And finally, let's fix the rights.

sudo mkdir /var/run/suricata
sudo chown cuckoo:cuckoo /var/run/suricata
sudo chown -R cuckoo:cuckoo /etc/suricata
sudo chown -R cuckoo:cuckoo /var/log/suricata
sudo touch /etc/suricata/threshold.config


Configure AutoUpdate Suricata Community Signatures.

cd /opt
sudo git clone
sudo cp etupdate/etupdate /usr/sbin
sudo /usr/sbin/etupdate -V
sudo crontab -e
0 0 * * * /usr/sbin/etupdate -V


I did not add rules to it, since I trust Suricata more.

sudo apt install snort -y

When configuring, we specify the default interface and subnet

sudo chown -R cuckoo:cuckoo /etc/snort/
sudo chown -R cuckoo:cuckoo /var/log/snort/

VMcloak and Windows 7 SP1 X64

The most convenient program for the automatic deployment of VM Cuckoo. It significantly reduces the time, but the author rewrote its logic of work and of course did not update the documentation.

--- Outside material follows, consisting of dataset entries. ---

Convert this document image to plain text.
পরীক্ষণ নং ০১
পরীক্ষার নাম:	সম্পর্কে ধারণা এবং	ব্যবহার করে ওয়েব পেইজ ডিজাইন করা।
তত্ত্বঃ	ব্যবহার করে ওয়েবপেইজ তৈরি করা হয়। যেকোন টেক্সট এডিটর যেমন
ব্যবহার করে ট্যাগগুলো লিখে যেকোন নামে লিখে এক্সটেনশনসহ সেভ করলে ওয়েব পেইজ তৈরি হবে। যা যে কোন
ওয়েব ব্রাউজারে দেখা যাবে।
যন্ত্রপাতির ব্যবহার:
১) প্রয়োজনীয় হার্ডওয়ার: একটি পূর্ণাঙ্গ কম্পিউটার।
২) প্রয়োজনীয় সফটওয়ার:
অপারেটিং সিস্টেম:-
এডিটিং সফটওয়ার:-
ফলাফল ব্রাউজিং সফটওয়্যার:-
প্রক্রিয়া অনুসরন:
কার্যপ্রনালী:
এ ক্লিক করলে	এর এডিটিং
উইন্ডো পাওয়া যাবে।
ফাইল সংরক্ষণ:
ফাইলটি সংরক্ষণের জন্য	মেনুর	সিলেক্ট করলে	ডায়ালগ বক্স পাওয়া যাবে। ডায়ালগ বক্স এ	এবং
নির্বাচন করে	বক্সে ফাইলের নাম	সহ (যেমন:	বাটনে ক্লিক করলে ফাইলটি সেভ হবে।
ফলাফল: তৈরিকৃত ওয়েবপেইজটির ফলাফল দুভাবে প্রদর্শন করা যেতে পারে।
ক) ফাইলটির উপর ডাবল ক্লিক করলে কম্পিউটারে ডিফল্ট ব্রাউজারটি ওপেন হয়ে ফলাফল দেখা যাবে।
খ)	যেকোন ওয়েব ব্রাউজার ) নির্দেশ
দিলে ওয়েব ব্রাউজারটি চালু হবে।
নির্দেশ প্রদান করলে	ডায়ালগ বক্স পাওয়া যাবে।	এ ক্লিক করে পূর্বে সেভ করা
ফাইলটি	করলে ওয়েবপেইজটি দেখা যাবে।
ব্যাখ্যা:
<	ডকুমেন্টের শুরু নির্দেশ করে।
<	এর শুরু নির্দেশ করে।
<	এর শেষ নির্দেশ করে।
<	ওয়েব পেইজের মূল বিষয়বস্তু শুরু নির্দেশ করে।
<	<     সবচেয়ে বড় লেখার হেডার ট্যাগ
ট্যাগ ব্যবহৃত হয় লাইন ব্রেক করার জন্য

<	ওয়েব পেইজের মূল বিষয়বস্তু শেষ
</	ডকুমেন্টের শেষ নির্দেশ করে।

I advise you to look at either the utility code on GitHub or read the old documentation to understand all the delights of working with VMcloak and to understand what we will do next.
The most attentive harazhitel will notice that the official repository of the project differs from that used below in the script . In relation to the fork, the original did not know how to include vRDE - the implementation of the RDP protocol in a custom guest VM.
Probably the correct option is to take the original code and finish vRDE into it, however, if the fork has not gone so far from the original, you can use the fork, as I do below. At the time of setup, the repository and its fork had practically no differences.
From my own experience I’ll tell you - vRDE is needed, there are use cases when the document of the target attack is protected with a Word password and the password must be entered for the virus to work in the sandbox, or the virus is stuck with the installer that needs to be installed. Without vRDE, this is problematic. And for the further configuration of the vRDE OS, we will also need it.

cd /opt
sudo apt install libyaml-dev libpython2.7-dev genisoimage -y
sudo git clone -b vrde
cd vmcloak/
sudo cp /home/cuckoo/.cuckoo/agent/ vmcloak/data/bootstrap/
sudo -H pip install -r requirements.txt
sudo python install
cd ..
sudo mkdir -p /mnt/win7
sudo mount -o loop,ro ~/en_windows_7_enterprise_with_sp1_x64_dvd_u_677651.iso /mnt/win7/
sudo vmcloak-vboxnet0
sudo vmcloak-iptables ens160
cd /home/cuckoo
su cuckoo
vmcloak init --vrde --resolution 1280x1024 --ramsize 4096 --win7_x64 --product professional --cpus 2 win7x64
vmcloak install --vrde win7_x64 python27 pillow adobepdf chrome cuteftp dotnet40 flash java silverlight vcredist wic
vmcloak modify --vrde win7_x64

Configure Windows 7


vmcloak modify --vrde win7_x64

VM starts, you can connect to it via RDP. If you work with Win10 - do not use the tiled application of the remote desktop, it falls into a stupor and trance, when the connection goes to the VM without a username and password, use the classic application, everything is OK there.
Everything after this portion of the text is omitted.